Poland and Romania side with Spain in European arrest warrant case against Puigdemont
EU court deliberating whether Belgium lawfully denied extradition of former president's ally Lluís Puig
Poland and Romania have got involved in the Catalan pro-independence exiled leaders' cases to side with Spain before European justice.
The European Court of Justice is deliberating over a clarification requested by Spain's Supreme Court after Belgium rejected extraditing former minister Lluís Puig – this decision could also impact on the frozen European arrest warrants against former president Carles Puigdemont and two other former cabinet members Toni Comín and Clara Ponsatí, who are all now MEPs.
As published by Spanish daily 'La Razón' and confirmed by the Catalan News Agency (ACN), both Poland and Romania have decided to take sides in the EU court deliberation and have submitted an opinion similar to that of Spain, that is, questioning whether Belgium was allowed to assess potential breaches of fundamental rights if Puig were to be extradited.
Indeed, Belgium rejected handing him over – arguing that he could see his fundamental rights violated in Spain – and is also getting involved in the procedure before the EU court in order to defend its standpoint.
In national courts' clarification requests to the Luxembourg court on issues referring to EU laws, member states can submit their opinions – something that Italy has not done even though it froze an extradition arrest pending decisions in Luxembourg on Puigdemont after detaining him for a day in Sardinia.

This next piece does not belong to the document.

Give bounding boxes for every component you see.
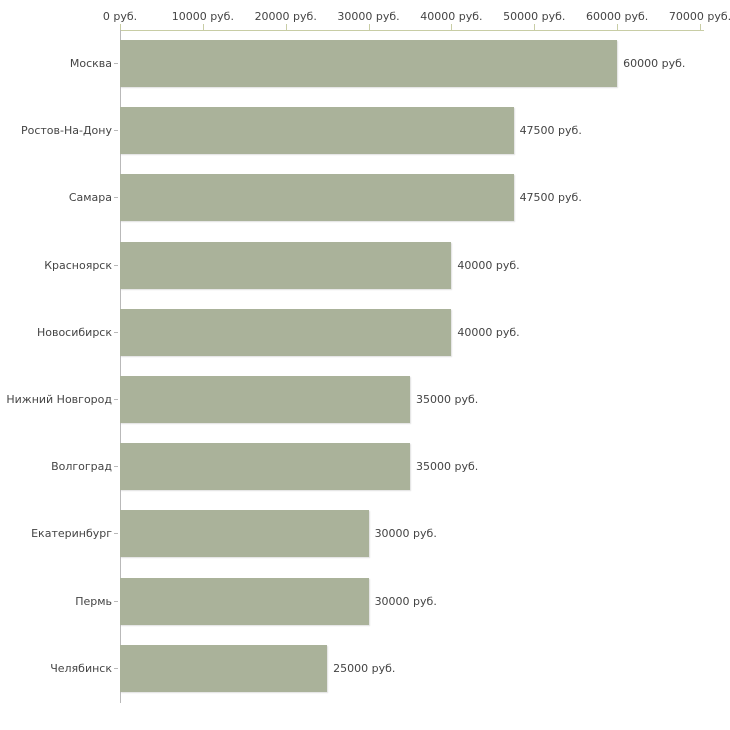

Pending EU court decisions on immunity and on Spain's clarification request
After Puigdemont, Comín and Ponsatí had their immunity as MEPs lifted in March 2021, their legal team appealed against the decision – made by a majority of parliament members – before the EU court. In June, they recovered their parliamentary privileges, before then losing them again in July in a provisional decision that made Puigdemont's defense team believe that arrest warrants against the former Catalan president were suspended.
The magistrates in Luxembourg still have to decide on their waivers, but in November, they again provisionally denied returning their immunity but clarified that they should not be arrested or extradited until a decision is made.
When the three had their immunity as MEPs lifted in March 2021, Supreme Court judge Pablo Llarena requested clarification from the EU court on how to issue EU arrest warrants in order to avoid being defeated again. Whilst this is also still being considered by the top court in the EU, discrepancies have arisen on whether the extradition requests are currently active or not.